VGC Leeds Limited, the operator of the Victoria Gate Casino, must pay a large fine to the Gambling Commission due to regulation violations. The regulator found that the casino failed in maintaining its social responsibility and anti-money laundering measures.

A total of £450,000 will be paid by the operator as part of a settlement agreed to by the Commission. A public statement was provided to give details on how VGC failed to meet regulations requirements, including identifying and managing customers that were of high risk to gambling-related harm as well as money laundering.

The Public Statement

In the public statement, the Gambling Commission pointed out that licensed operators are legally bound to ensure that facilities are operating in compliance with the Gambling Act 2005. This includes preventing gambling from being a source of crime, used to support crime, or being associated with crime.

Gaming is also supposed to take place in an open and fair way, with vulnerable people and children protected from harm. VGC Leeds Limited reported was in violation of such regulations as the operator of the Victoria Gate Casino. The company holds a non-remote and ancillary remote casino license.

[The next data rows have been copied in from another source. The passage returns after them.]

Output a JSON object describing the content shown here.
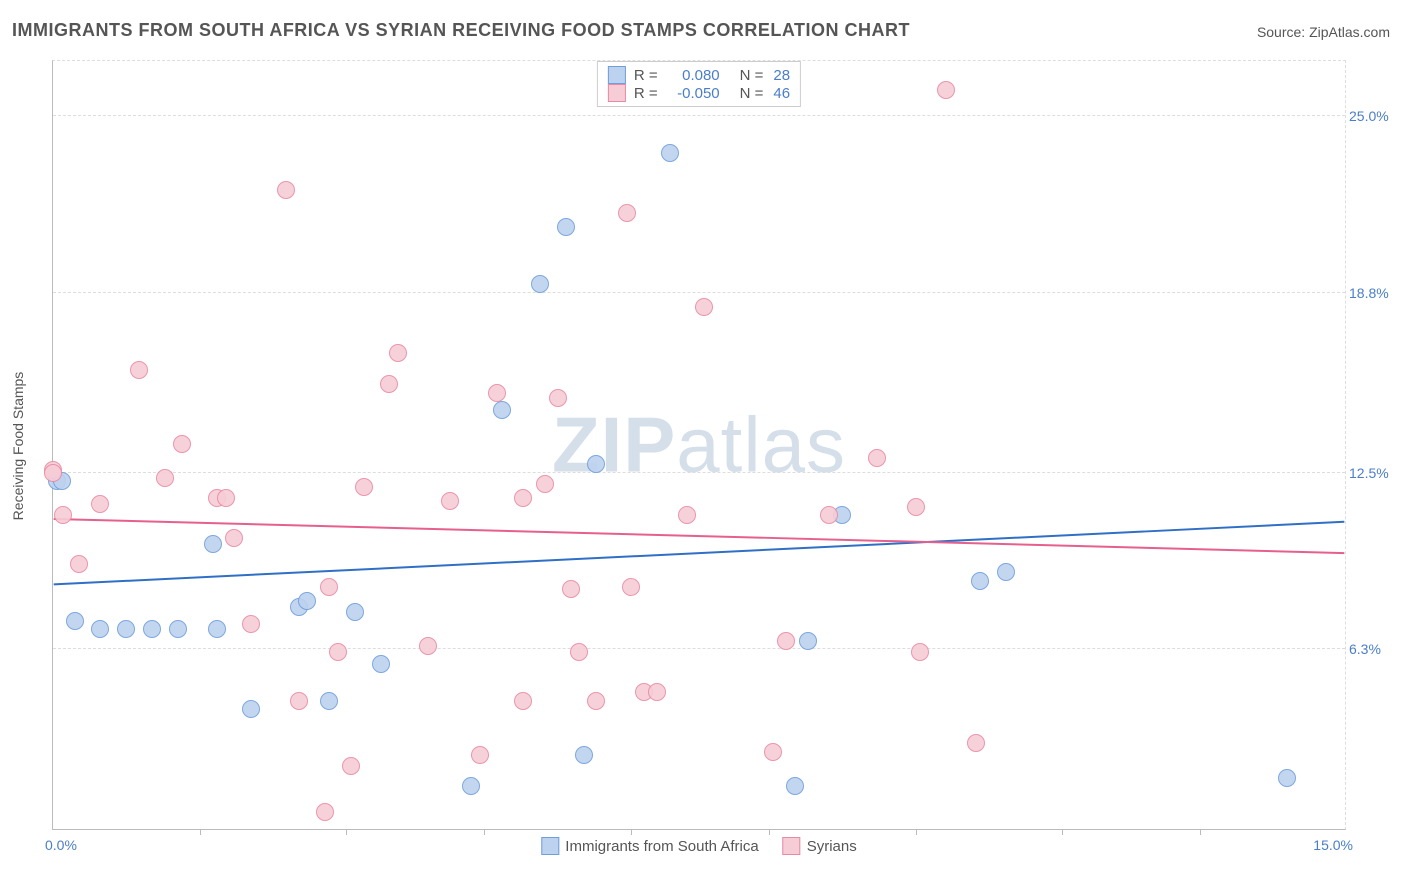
{
  "title": "IMMIGRANTS FROM SOUTH AFRICA VS SYRIAN RECEIVING FOOD STAMPS CORRELATION CHART",
  "source": "Source: ZipAtlas.com",
  "watermark": {
    "z": "ZIP",
    "rest": "atlas"
  },
  "yaxis_label": "Receiving Food Stamps",
  "chart": {
    "type": "scatter",
    "xlim": [
      0,
      15
    ],
    "ylim": [
      0,
      27
    ],
    "x_ticks_at": [
      1.7,
      3.4,
      5.0,
      6.7,
      8.3,
      10.0,
      11.7,
      13.3
    ],
    "x_left_label": "0.0%",
    "x_right_label": "15.0%",
    "y_gridlines": [
      {
        "v": 6.3,
        "label": "6.3%"
      },
      {
        "v": 12.5,
        "label": "12.5%"
      },
      {
        "v": 18.8,
        "label": "18.8%"
      },
      {
        "v": 25.0,
        "label": "25.0%"
      }
    ],
    "background_color": "#ffffff",
    "grid_color": "#dddddd",
    "axis_color": "#bbbbbb",
    "tick_label_color": "#4a7ec9",
    "point_radius": 9,
    "point_border_width": 1
  },
  "series": {
    "a": {
      "label": "Immigrants from South Africa",
      "fill": "#bdd2ef",
      "stroke": "#6f9edc",
      "line_color": "#2f6fc6",
      "R": "0.080",
      "N": "28",
      "trend": {
        "y_at_x0": 8.6,
        "y_at_x15": 10.8
      },
      "points": [
        [
          0.05,
          12.2
        ],
        [
          0.1,
          12.2
        ],
        [
          0.25,
          7.3
        ],
        [
          0.55,
          7.0
        ],
        [
          0.85,
          7.0
        ],
        [
          1.15,
          7.0
        ],
        [
          1.45,
          7.0
        ],
        [
          1.85,
          10.0
        ],
        [
          1.9,
          7.0
        ],
        [
          2.3,
          4.2
        ],
        [
          2.85,
          7.8
        ],
        [
          2.95,
          8.0
        ],
        [
          3.2,
          4.5
        ],
        [
          3.5,
          7.6
        ],
        [
          3.8,
          5.8
        ],
        [
          4.85,
          1.5
        ],
        [
          5.2,
          14.7
        ],
        [
          5.65,
          19.1
        ],
        [
          5.95,
          21.1
        ],
        [
          6.15,
          2.6
        ],
        [
          6.3,
          12.8
        ],
        [
          7.15,
          23.7
        ],
        [
          8.6,
          1.5
        ],
        [
          8.75,
          6.6
        ],
        [
          9.15,
          11.0
        ],
        [
          10.75,
          8.7
        ],
        [
          11.05,
          9.0
        ],
        [
          14.3,
          1.8
        ]
      ]
    },
    "b": {
      "label": "Syrians",
      "fill": "#f6cdd7",
      "stroke": "#e98aa4",
      "line_color": "#e65f8d",
      "R": "-0.050",
      "N": "46",
      "trend": {
        "y_at_x0": 10.9,
        "y_at_x15": 9.7
      },
      "points": [
        [
          0.0,
          12.6
        ],
        [
          0.0,
          12.5
        ],
        [
          0.12,
          11.0
        ],
        [
          0.3,
          9.3
        ],
        [
          0.55,
          11.4
        ],
        [
          1.0,
          16.1
        ],
        [
          1.3,
          12.3
        ],
        [
          1.5,
          13.5
        ],
        [
          1.9,
          11.6
        ],
        [
          2.0,
          11.6
        ],
        [
          2.1,
          10.2
        ],
        [
          2.3,
          7.2
        ],
        [
          2.7,
          22.4
        ],
        [
          2.85,
          4.5
        ],
        [
          3.15,
          0.6
        ],
        [
          3.2,
          8.5
        ],
        [
          3.3,
          6.2
        ],
        [
          3.45,
          2.2
        ],
        [
          3.6,
          12.0
        ],
        [
          3.9,
          15.6
        ],
        [
          4.0,
          16.7
        ],
        [
          4.35,
          6.4
        ],
        [
          4.6,
          11.5
        ],
        [
          4.95,
          2.6
        ],
        [
          5.15,
          15.3
        ],
        [
          5.45,
          11.6
        ],
        [
          5.45,
          4.5
        ],
        [
          5.7,
          12.1
        ],
        [
          5.85,
          15.1
        ],
        [
          6.0,
          8.4
        ],
        [
          6.1,
          6.2
        ],
        [
          6.3,
          4.5
        ],
        [
          6.65,
          21.6
        ],
        [
          6.7,
          8.5
        ],
        [
          6.85,
          4.8
        ],
        [
          7.0,
          4.8
        ],
        [
          7.35,
          11.0
        ],
        [
          7.55,
          18.3
        ],
        [
          8.35,
          2.7
        ],
        [
          8.5,
          6.6
        ],
        [
          9.0,
          11.0
        ],
        [
          9.55,
          13.0
        ],
        [
          10.0,
          11.3
        ],
        [
          10.05,
          6.2
        ],
        [
          10.35,
          25.9
        ],
        [
          10.7,
          3.0
        ]
      ]
    }
  },
  "stats_legend_labels": {
    "r": "R =",
    "n": "N ="
  },
  "legend_order": [
    "a",
    "b"
  ]
}
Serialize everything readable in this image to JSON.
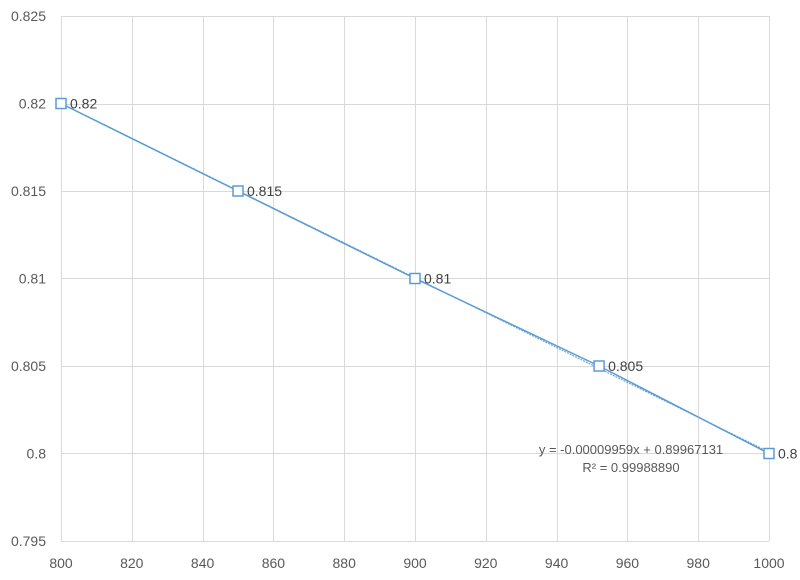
{
  "chart_data": {
    "type": "scatter",
    "title": "",
    "xlabel": "",
    "ylabel": "",
    "xlim": [
      800,
      1000
    ],
    "ylim": [
      0.795,
      0.825
    ],
    "x_ticks": [
      800,
      820,
      840,
      860,
      880,
      900,
      920,
      940,
      960,
      980,
      1000
    ],
    "y_ticks": [
      0.795,
      0.8,
      0.805,
      0.81,
      0.815,
      0.82,
      0.825
    ],
    "x_tick_labels": [
      "800",
      "820",
      "840",
      "860",
      "880",
      "900",
      "920",
      "940",
      "960",
      "980",
      "1000"
    ],
    "y_tick_labels": [
      "0.795",
      "0.8",
      "0.805",
      "0.81",
      "0.815",
      "0.82",
      "0.825"
    ],
    "grid": true,
    "series": [
      {
        "x": [
          800,
          850,
          900,
          952,
          1000
        ],
        "y": [
          0.82,
          0.815,
          0.81,
          0.805,
          0.8
        ],
        "labels": [
          "0.82",
          "0.815",
          "0.81",
          "0.805",
          "0.8"
        ],
        "marker": "square-hollow",
        "line": true,
        "color": "#5B9BD5"
      }
    ],
    "trendline": {
      "slope": -9.959e-05,
      "intercept": 0.89967131,
      "equation": "y = -0.00009959x + 0.89967131",
      "r_squared": "R² = 0.99988890"
    },
    "colors": {
      "series": "#5B9BD5",
      "grid": "#D9D9D9",
      "text": "#595959"
    }
  }
}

The Commission reviewed how the casino operator handled 10 customers after concerns were raised during a compliance assessment from July 2019. The investigation revealed that VGC failed in helping players who were at a higher risk of gambling-related harm and money laundering. The issue came from the company’s failure to implement anti-money laundering and safer gambling policies/procedures.

The Decision

The Commission reported in the public statement that in late October 2019, they gave notice to VGC that the gaming operating license of the company had been reviewed and that breaches of licensing conditions were present. The findings led to the Commission fining the group and requiring change among the implementation of policies.

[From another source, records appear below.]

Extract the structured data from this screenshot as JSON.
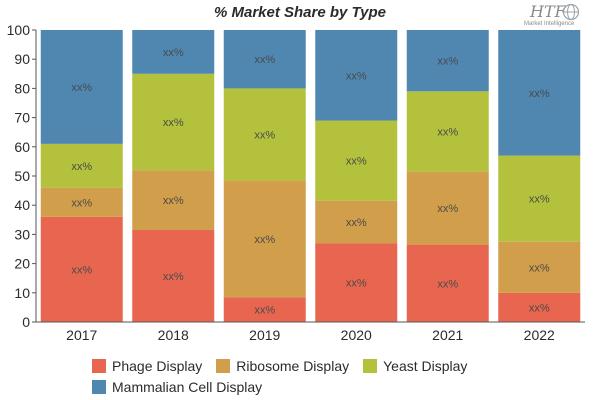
{
  "title": "% Market Share by Type",
  "logo": {
    "main": "HTF",
    "sub": "Market Intelligence"
  },
  "chart_data": {
    "type": "bar",
    "stacked": true,
    "title": "% Market Share by Type",
    "xlabel": "",
    "ylabel": "",
    "ylim": [
      0,
      100
    ],
    "yticks": [
      0,
      10,
      20,
      30,
      40,
      50,
      60,
      70,
      80,
      90,
      100
    ],
    "grid": false,
    "legend_position": "bottom",
    "categories": [
      "2017",
      "2018",
      "2019",
      "2020",
      "2021",
      "2022"
    ],
    "series": [
      {
        "name": "Phage Display",
        "color": "#e8664f",
        "values": [
          36,
          31.5,
          8.5,
          27,
          26.5,
          10
        ],
        "labels": [
          "xx%",
          "xx%",
          "xx%",
          "xx%",
          "xx%",
          "xx%"
        ]
      },
      {
        "name": "Ribosome Display",
        "color": "#d19e4b",
        "values": [
          10,
          20.5,
          40,
          14.5,
          25,
          17.5
        ],
        "labels": [
          "xx%",
          "xx%",
          "xx%",
          "xx%",
          "xx%",
          "xx%"
        ]
      },
      {
        "name": "Yeast Display",
        "color": "#b4c13c",
        "values": [
          15,
          33,
          31.5,
          27.5,
          27.5,
          29.5
        ],
        "labels": [
          "xx%",
          "xx%",
          "xx%",
          "xx%",
          "xx%",
          "xx%"
        ]
      },
      {
        "name": "Mammalian Cell Display",
        "color": "#4f87b1",
        "values": [
          39,
          15,
          20,
          31,
          21,
          43
        ],
        "labels": [
          "xx%",
          "xx%",
          "xx%",
          "xx%",
          "xx%",
          "xx%"
        ]
      }
    ]
  }
}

VGC cooperated with the Commission during the entire investigation and accepted the need to implement policies and procedures regarding anti-money laundering and safer gambling. What was in place at the time was not working correctly. The company accepted that it did not act in accordance with conditions included in its operating license from January 2017 all the way until July 2019.

Because of the ruling, the VGC agreed to pay a fine. A total of £241,000 will be used to represent divestment of the amount of gain the company earned due to the failings. Another £209,000 will be paid to cover a financial penalty. An additional £21,578.17 will go to the Commission for costs.